Step 9: Review Key Terms
Flip through these cards to review the main ideas.
- Hydration
- Having enough water in your body so it can work properly. Good hydration helps your brain, heart, muscles, and digestion.
- Dehydration
- When your body does not have enough water. Mild dehydration can cause thirst, dark yellow pee, headache, and tiredness.
- Sugary drink
- A drink with sugar added, such as regular soda, sweetened juice drinks, energy drinks, or many flavored coffees and teas.
- Added sugar
- Sugar that is put into foods or drinks during making or cooking, not the sugar that is naturally part of whole fruits or plain milk.
- Healthier drink choices
- Drinks like water, unsweetened tea, coffee without sugar, and small amounts of milk or fortified plant drinks that fit into a healthy pattern.
- Diluted juice
- Juice mixed with water, for example half juice and half water. It lowers the sugar per glass compared with full-strength juice.

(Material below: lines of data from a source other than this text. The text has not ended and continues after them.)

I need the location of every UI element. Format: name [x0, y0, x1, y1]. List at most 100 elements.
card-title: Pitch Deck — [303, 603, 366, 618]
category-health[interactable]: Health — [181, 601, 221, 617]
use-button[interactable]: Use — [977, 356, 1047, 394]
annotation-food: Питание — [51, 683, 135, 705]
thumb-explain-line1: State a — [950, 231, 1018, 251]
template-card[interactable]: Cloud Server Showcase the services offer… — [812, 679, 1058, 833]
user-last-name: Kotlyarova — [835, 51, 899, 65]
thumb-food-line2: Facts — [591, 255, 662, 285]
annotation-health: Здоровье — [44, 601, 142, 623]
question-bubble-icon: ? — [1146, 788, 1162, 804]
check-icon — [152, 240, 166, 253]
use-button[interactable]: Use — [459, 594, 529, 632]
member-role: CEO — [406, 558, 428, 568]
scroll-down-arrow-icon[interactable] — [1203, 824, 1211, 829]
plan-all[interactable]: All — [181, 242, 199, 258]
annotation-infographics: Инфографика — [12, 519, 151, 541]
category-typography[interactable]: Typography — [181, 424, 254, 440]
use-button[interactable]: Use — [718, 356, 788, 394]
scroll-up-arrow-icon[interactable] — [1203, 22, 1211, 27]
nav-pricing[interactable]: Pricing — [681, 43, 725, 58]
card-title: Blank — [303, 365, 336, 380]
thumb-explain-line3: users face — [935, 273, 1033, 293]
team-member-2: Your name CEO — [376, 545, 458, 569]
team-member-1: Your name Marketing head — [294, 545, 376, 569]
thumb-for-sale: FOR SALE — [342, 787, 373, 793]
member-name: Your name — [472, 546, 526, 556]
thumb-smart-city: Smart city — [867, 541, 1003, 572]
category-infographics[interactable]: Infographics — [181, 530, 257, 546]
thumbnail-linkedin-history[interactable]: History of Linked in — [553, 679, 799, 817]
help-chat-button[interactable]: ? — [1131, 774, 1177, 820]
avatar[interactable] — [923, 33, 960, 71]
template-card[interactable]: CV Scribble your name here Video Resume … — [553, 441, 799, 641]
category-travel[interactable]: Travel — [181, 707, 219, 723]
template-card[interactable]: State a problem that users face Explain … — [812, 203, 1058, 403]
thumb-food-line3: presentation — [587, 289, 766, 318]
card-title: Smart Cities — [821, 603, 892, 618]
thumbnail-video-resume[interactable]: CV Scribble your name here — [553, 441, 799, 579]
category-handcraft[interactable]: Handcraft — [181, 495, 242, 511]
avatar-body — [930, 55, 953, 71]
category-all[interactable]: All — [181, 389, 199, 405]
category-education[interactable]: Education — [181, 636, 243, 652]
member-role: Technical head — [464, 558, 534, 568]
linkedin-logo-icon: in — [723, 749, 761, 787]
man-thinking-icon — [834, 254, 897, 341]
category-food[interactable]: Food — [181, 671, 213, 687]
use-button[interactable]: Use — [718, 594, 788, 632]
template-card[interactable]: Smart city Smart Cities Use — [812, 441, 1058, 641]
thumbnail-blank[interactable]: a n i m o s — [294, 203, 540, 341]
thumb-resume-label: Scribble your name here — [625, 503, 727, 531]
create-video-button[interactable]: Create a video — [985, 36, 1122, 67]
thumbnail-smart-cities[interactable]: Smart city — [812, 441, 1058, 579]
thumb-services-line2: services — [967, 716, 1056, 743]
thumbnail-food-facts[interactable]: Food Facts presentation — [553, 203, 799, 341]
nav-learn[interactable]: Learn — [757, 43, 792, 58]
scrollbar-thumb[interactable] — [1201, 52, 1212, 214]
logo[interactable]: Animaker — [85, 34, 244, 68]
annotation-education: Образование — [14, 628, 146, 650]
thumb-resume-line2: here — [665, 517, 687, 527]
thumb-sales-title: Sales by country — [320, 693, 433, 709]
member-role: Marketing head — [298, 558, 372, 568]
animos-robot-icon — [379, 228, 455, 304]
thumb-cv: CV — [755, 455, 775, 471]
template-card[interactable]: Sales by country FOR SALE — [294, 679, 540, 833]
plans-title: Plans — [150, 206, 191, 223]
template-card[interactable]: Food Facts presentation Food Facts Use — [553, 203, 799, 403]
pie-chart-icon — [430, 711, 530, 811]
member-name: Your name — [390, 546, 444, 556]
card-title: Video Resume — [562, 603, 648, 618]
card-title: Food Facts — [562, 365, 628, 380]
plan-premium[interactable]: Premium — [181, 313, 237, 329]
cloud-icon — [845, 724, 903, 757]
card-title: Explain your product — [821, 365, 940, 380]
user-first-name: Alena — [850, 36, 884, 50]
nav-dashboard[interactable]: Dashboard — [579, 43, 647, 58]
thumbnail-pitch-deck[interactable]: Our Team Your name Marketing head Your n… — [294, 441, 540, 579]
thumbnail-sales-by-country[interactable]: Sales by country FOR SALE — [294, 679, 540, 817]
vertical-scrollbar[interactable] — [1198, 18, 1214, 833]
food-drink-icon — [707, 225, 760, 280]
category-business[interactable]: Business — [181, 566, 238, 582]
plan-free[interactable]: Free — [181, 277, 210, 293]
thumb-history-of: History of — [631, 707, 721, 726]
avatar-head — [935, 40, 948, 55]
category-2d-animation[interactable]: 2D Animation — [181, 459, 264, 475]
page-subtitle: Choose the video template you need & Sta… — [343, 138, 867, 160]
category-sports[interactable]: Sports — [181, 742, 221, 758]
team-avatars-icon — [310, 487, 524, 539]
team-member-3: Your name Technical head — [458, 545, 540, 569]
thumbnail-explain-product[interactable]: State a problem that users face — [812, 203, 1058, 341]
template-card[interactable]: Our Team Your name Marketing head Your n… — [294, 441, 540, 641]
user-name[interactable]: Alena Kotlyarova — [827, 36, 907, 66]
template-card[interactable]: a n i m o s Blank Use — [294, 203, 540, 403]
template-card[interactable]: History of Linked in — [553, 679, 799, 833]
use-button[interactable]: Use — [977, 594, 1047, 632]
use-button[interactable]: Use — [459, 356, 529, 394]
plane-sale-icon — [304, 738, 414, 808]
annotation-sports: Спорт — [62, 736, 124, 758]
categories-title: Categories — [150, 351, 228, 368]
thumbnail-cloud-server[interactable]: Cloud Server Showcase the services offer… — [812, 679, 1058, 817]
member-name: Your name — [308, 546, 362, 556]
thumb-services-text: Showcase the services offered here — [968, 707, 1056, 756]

Step 10: Plan Your Personal Hydration Routine
To finish, create a simple daily drink routine that fits your life.
- Choose 3 times of day when you can link drinking water to a habit you already have. For example:
- After brushing your teeth in the morning
- With lunch
- While watching the evening news
- For each time, decide what and how much you will drink.
Use this template:
```text
Time 1:
Drink:
Amount:
Time 2:
Drink:
Amount:
Time 3:
Drink:
Amount:
```
- Put a reminder where you will see it (a note on the fridge, an alarm on your phone, or a glass left on the counter).
Try this routine for the next 3 days and notice how you feel: energy level, headaches, and how often your pee is pale yellow.
Key Terms
- Hydration
- Having enough water in the body so that all organs and systems can work properly.
- Added sugar
- Sugar that is added to foods or drinks during processing, cooking, or at the table, not the sugar that is naturally present in whole fruits or plain milk.
- Dehydration
- A state where the body does not have enough water, which can affect how you feel and how your body works.
- Free sugars
- A term often used in health guidelines for sugars added to foods and drinks plus sugars naturally present in honey, syrups, and fruit juices.
- Sugary drink
- A drink with sugar added to it, such as regular soda, sweetened juice drinks, energy drinks, or many flavored coffees and teas.
- Diluted juice
- Juice mixed with water (for example, half juice and half water) to lower the sugar per glass.
- Everyday drink choices
- Drinks that are suitable to have often, such as water, unsweetened tea, coffee without sugar, and small amounts of milk or fortified plant drinks.